For this we need two things: a target that offers to provide this trace data, and a set of tools that can reliably collect and analyze all trace data ejected from the target at blistering speed.

The target end in this case is easy: every SEGGER engineer has an emPower board with a 20-pin Cortex-M trace connector on his desk for software development and test (but any target with such a trace connector does equally well). The trace connector provides regular JTAG/SWD debug control and, critically, a 4-bit trace data port.

SEGGER have been providing quality debug and trace tools for years, but the latest enhancement to the J-Trace PRO and Ozone offers something different: live profiling and code coverage.

For investigating the modular exponentiation implementation, it’s exactly what we need: capture all instructions executed in our program flow and update execution profiles and instruction counts as the application runs in real time, eliminating any requirement to store the entire trace and load it for offline analysis later.

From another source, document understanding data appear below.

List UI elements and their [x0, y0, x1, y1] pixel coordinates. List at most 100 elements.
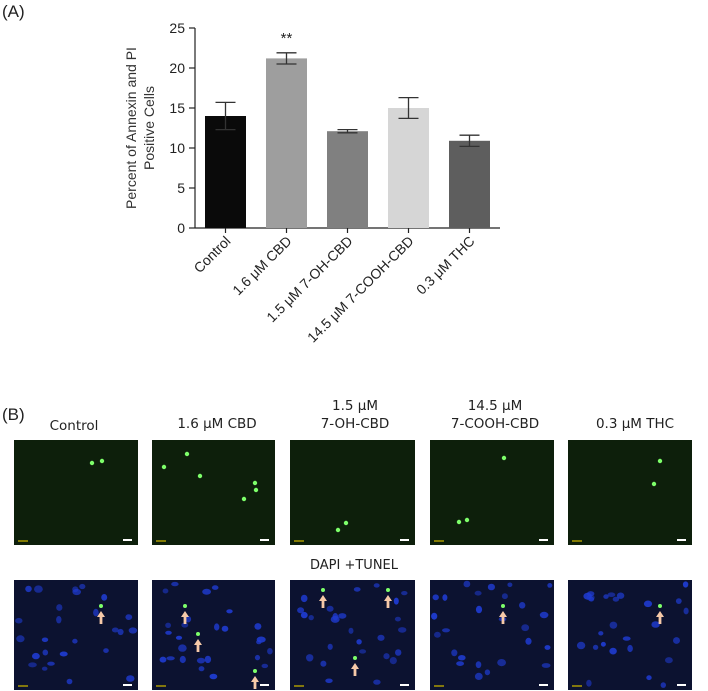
dapi-nucleus	[521, 624, 530, 632]
dapi-nucleus	[117, 628, 124, 636]
dapi-nucleus	[673, 637, 680, 644]
dapi-nucleus	[487, 583, 495, 591]
dapi-nucleus	[326, 605, 334, 612]
scale-bar	[260, 684, 269, 686]
dapi-nucleus	[171, 581, 179, 587]
dapi-nucleus	[356, 639, 362, 645]
dapi-nucleus	[308, 615, 314, 621]
scale-text-mark	[156, 685, 166, 687]
dapi-tunel-micrograph	[430, 580, 554, 690]
dapi-tunel-micrograph	[290, 580, 415, 690]
tunel-positive-dot	[335, 527, 341, 533]
dapi-nucleus	[165, 630, 172, 635]
scale-text-mark	[434, 685, 444, 687]
dapi-nucleus	[128, 627, 138, 634]
tunel-positive-dot	[501, 455, 507, 461]
tunel-positive-dot	[658, 604, 662, 608]
tunel-positive-dot	[464, 517, 470, 523]
dapi-nucleus	[616, 592, 625, 599]
tunel-positive-dot	[161, 464, 167, 470]
dapi-nucleus	[576, 641, 586, 650]
tunel-micrograph	[14, 440, 138, 545]
tunel-positive-dot	[252, 480, 258, 486]
dapi-nucleus	[202, 588, 211, 595]
dapi-nucleus	[103, 648, 109, 653]
dapi-nucleus	[484, 669, 491, 676]
dapi-nucleus	[451, 649, 458, 657]
dapi-nucleus	[159, 656, 167, 663]
dapi-nucleus	[327, 643, 333, 650]
dapi-nucleus	[325, 678, 333, 684]
dapi-nucleus	[162, 588, 169, 594]
tunel-positive-dot	[343, 520, 349, 526]
dapi-nucleus	[622, 636, 631, 641]
dapi-nucleus	[474, 590, 482, 596]
scale-text-mark	[572, 685, 582, 687]
dapi-nucleus	[166, 656, 175, 661]
dapi-nucleus	[196, 657, 206, 664]
dapi-nucleus	[320, 660, 327, 667]
dapi-nucleus	[66, 678, 73, 685]
dapi-nucleus	[383, 653, 390, 660]
dapi-nucleus	[475, 661, 482, 669]
dapi-nucleus	[507, 582, 513, 588]
dapi-nucleus	[627, 644, 633, 653]
dapi-nucleus	[539, 611, 549, 619]
dapi-nucleus	[609, 647, 617, 655]
dapi-nucleus	[198, 666, 205, 672]
y-axis-label: Positive Cells	[141, 86, 157, 170]
micro-col-label-cbd: 1.6 μM CBD	[177, 416, 257, 432]
tunel-positive-dot	[386, 588, 390, 592]
arrow-up-icon	[499, 611, 507, 624]
dapi-nucleus	[389, 657, 397, 665]
dapi-nucleus	[474, 672, 483, 680]
dapi-nucleus	[338, 613, 347, 619]
dapi-tunel-micrograph	[568, 580, 692, 690]
dapi-nucleus	[497, 659, 506, 667]
dapi-nucleus	[353, 587, 361, 592]
scale-text-mark	[18, 685, 28, 687]
dapi-tunel-micrograph	[152, 580, 275, 690]
dapi-nucleus	[111, 627, 119, 633]
micro-col-label-7oh-cbd: 1.5 μM 7-OH-CBD	[320, 398, 390, 432]
x-tick-label: 14.5 μM 7-COOH-CBD	[304, 233, 417, 345]
dapi-nucleus	[586, 594, 595, 601]
dapi-nucleus	[643, 600, 653, 608]
dapi-nucleus	[463, 580, 471, 588]
tunel-micrograph	[568, 440, 692, 545]
dapi-nucleus	[34, 585, 43, 593]
dapi-nucleus	[214, 623, 220, 631]
dapi-nucleus	[398, 627, 407, 633]
dapi-nucleus	[256, 639, 262, 645]
scale-bar	[539, 539, 548, 541]
tunel-positive-dot	[99, 604, 103, 608]
dapi-nucleus	[56, 616, 62, 624]
dapi-nucleus	[442, 594, 448, 601]
tunel-positive-dot	[183, 604, 187, 608]
tunel-micrograph	[152, 440, 275, 545]
dapi-nucleus	[42, 649, 49, 656]
dapi-nucleus	[675, 598, 682, 604]
panel-a-label: (A)	[2, 2, 25, 21]
tunel-positive-dot	[89, 460, 95, 466]
tunel-positive-dot	[651, 481, 657, 487]
arrow-up-icon	[319, 595, 327, 608]
y-tick-label: 10	[169, 140, 185, 156]
y-tick-label: 0	[177, 220, 185, 236]
scale-bar	[539, 684, 548, 686]
scale-bar	[400, 539, 409, 541]
dapi-nucleus	[261, 663, 269, 669]
dapi-nucleus	[125, 614, 133, 620]
dapi-nucleus	[32, 652, 40, 660]
dapi-nucleus	[373, 679, 381, 685]
dapi-nucleus	[592, 644, 599, 650]
micro-col-label-7cooh-cbd: 14.5 μM 7-COOH-CBD	[450, 398, 540, 432]
scale-bar	[677, 684, 686, 686]
dapi-nucleus	[541, 663, 551, 668]
dapi-nucleus	[586, 679, 592, 687]
dapi-nucleus	[598, 631, 604, 636]
scale-bar	[260, 539, 269, 541]
dapi-nucleus	[179, 655, 186, 664]
tunel-positive-dot	[241, 496, 247, 502]
dapi-nucleus	[665, 657, 673, 664]
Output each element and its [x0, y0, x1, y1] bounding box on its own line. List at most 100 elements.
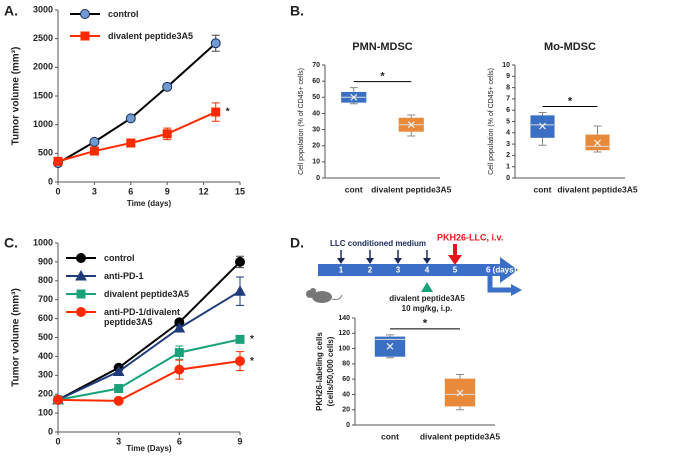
- timeline-arrowhead: [500, 257, 518, 283]
- timeline-day: 6 (days): [486, 266, 517, 275]
- y-tick-label: 3: [506, 141, 510, 148]
- y-tick-label: 400: [38, 351, 53, 361]
- legend-marker: [76, 307, 86, 317]
- y-tick-label: 900: [38, 256, 53, 266]
- y-tick-label: 140: [338, 315, 350, 322]
- y-axis-label: PKH26-labeling cells: [315, 332, 324, 411]
- y-tick-label: 500: [38, 332, 53, 342]
- x-tick-label: 3: [92, 186, 97, 196]
- marker: [125, 113, 136, 124]
- y-tick-label: 1000: [33, 119, 53, 129]
- legend-label-box: divalent peptide3A5: [104, 289, 190, 299]
- mean-marker: [539, 122, 546, 130]
- legend-label-box: control: [104, 253, 135, 263]
- y-tick-label: 300: [38, 370, 53, 380]
- y-axis-label: Tumor volume (mm³): [11, 47, 22, 146]
- x-tick-label: 3: [116, 436, 121, 446]
- series-line: [57, 360, 241, 402]
- y-tick-label: 50: [312, 94, 320, 101]
- y-tick-label: 70: [312, 62, 320, 69]
- timeline-day: 4: [425, 266, 430, 275]
- y-axis-label: (cells/50,000 cells): [326, 336, 335, 406]
- series-line: [57, 261, 241, 401]
- y-tick-label: 500: [38, 148, 53, 158]
- legend-label: control: [108, 9, 139, 19]
- legend-label-box: divalent peptide3A5: [108, 31, 193, 41]
- injection-arrows: [340, 250, 428, 261]
- x-tick-label: 6: [128, 186, 133, 196]
- x-tick-label: cont: [381, 431, 399, 441]
- marker: [113, 395, 124, 406]
- y-tick-label: 10: [312, 159, 320, 166]
- panel-label: C.: [4, 235, 18, 251]
- mean-marker: [456, 389, 464, 397]
- y-tick-label: 60: [312, 78, 320, 85]
- y-tick-label: 2: [506, 152, 510, 159]
- y-tick-label: 0: [316, 175, 320, 182]
- y-tick-label: 1000: [33, 237, 53, 247]
- x-tick-label: 9: [165, 186, 170, 196]
- marker: [211, 107, 221, 117]
- y-tick-label: 1: [506, 164, 510, 171]
- marker: [89, 146, 99, 156]
- legend-marker: [76, 253, 86, 263]
- y-tick-label: 0: [506, 175, 510, 182]
- panel-label: A.: [4, 3, 18, 19]
- timeline-treatment: divalent peptide3A5: [389, 294, 465, 303]
- marker: [112, 365, 125, 377]
- x-tick-label: 0: [55, 186, 60, 196]
- y-axis-label: Cell population (% of CD45+ cells): [488, 68, 495, 175]
- x-axis-label: Time (days): [127, 199, 172, 208]
- legend-marker: [80, 9, 90, 19]
- significance: *: [226, 107, 230, 118]
- panel-label: D.: [290, 235, 304, 251]
- legend-label: anti-PD-1/divalent peptide3A5: [104, 307, 181, 327]
- marker: [210, 38, 221, 49]
- y-tick-label: 80: [342, 361, 350, 368]
- y-tick-label: 30: [312, 126, 320, 133]
- y-tick-label: 800: [38, 275, 53, 285]
- y-tick-label: 6: [506, 107, 510, 114]
- x-tick-label: cont: [345, 184, 363, 194]
- panel-label: B.: [290, 3, 304, 19]
- timeline-shapes: [306, 244, 522, 303]
- series-line: [57, 42, 217, 164]
- x-axis-label: Time (Days): [126, 444, 172, 453]
- mouse-icon: [306, 288, 343, 303]
- legend-label-box: anti-PD-1: [104, 271, 144, 281]
- legend-marker: [75, 269, 87, 281]
- y-tick-label: 5: [506, 118, 510, 125]
- y-tick-label: 20: [312, 143, 320, 150]
- marker: [174, 348, 184, 358]
- timeline-day: 2: [368, 266, 373, 275]
- x-tick-label: 9: [237, 436, 242, 446]
- marker: [114, 384, 124, 394]
- y-tick-label: 40: [342, 391, 350, 398]
- y-tick-label: 8: [506, 84, 510, 91]
- marker: [89, 136, 100, 147]
- timeline-bar: [318, 264, 500, 276]
- return-arrowhead: [511, 284, 522, 296]
- mean-marker: [386, 342, 394, 350]
- x-tick-label: cont: [534, 184, 552, 194]
- chart-title: Mo-MDSC: [544, 41, 596, 53]
- significance: *: [568, 95, 573, 107]
- series: [53, 102, 221, 166]
- legend-label: divalent peptide3A5: [104, 289, 190, 299]
- marker: [53, 156, 63, 166]
- mean-marker: [407, 121, 415, 129]
- y-tick-label: 40: [312, 110, 320, 117]
- x-tick-label: divalent peptide3A5: [420, 431, 501, 441]
- marker: [173, 322, 186, 333]
- mean-marker: [350, 93, 358, 101]
- treatment-triangle: [421, 282, 433, 292]
- x-tick-label: 12: [199, 186, 209, 196]
- y-tick-label: 200: [38, 389, 53, 399]
- y-tick-label: 0: [48, 176, 53, 186]
- marker: [53, 394, 63, 405]
- timeline-label: LLC conditioned medium: [330, 239, 426, 248]
- iv-arrowhead: [448, 255, 462, 265]
- y-tick-label: 0: [48, 426, 53, 436]
- legend-marker: [76, 289, 86, 299]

Don’t bore us, get to the chorus!

With Ozone and the J-Trace PRO set up, show the Code Profile window and run the application. Play the video to reveal what happens when observing the profile of the basic (not Barrett) modular exponentiation benchmark:


As you step through the video, taken as a live capture with the target running, you can see functions jostling for position. The user-written functions that take the most time are _MPI_MagDivModNormalized and CRYPTO_MPI_Mul_Comba_Partial. But topping the pile is the mysterious function __int64_udivmod taking around 60% of the time!

This function implements 64-bit by 64-bit unsigned division and is provided by the runtime library in Embedded Studio. This implementation hails from software written for the MSP430 in CrossWorks, Embedded Studio’s sister product. The MSP430 implementation is for a memory-limited microprocessor with 128 bytes of RAM and 2 KB of flash, so uses the simple shift-subtract technique for division. But surely a modern Cortex-M4 would make light work of this? Seems not.

The Cortex-M4 has no support for 64-bit division at all, so it must be done in software. However, the Cortex device does have a 32-bit by 32-bit unsigned divide instruction and a fast multiplier, which we can press into service. After tinkering for a little bit, a final version reduces the processing overhead:



How does this affect performance? Well, here is the output from the modular exponentiation benchmark with the original division in place, in milliseconds, for 512-bit, 1024-bit, and 2048-bit keys:

| Algorithm                 |      512 |     1024 |     2048 |
| Binary, Basic             |   68.80  |  292.25  | 1563.00  |

And with the new division code in place:

| Algorithm                 |      512 |     1024 |     2048 |
| Binary, Basic             |   45.22  |  192.67  | 1168.00  |

We have achieved performance speedups of x1.34 to x1.52 for this benchmark which directly translates into better performance for the secure web server and any other software that relies on big integer arithmetic.


This example demonstrates that however efficient your code, inefficiencies can creep in from places you least expect them. Using instruction-count-accurate profiling, we revealed an optimization opportunity using SEGGER’s debugger Ozone and SEGGER’s J-Trace PRO probe. Without this insight, no amount of tinkering with user-written code would have produced such a pronounced speed increase.


This optimization just wasn’t enough for us—we went further and implemented new algorithms for modular multiply, using J-Trace PRO and Ozone to profile and tune them. Using these tools, the new software is now part of the SEGGER Cryptographic Toolkit and delivers spectacular results:

| Algorithm                 |      512 |     1024 |     2048 |
| Configured                |   20.45  |   88.92  |  458.67  |

This is a cross-the-board speedup of x3.35, guided by SEGGER tools and targeted software optimization.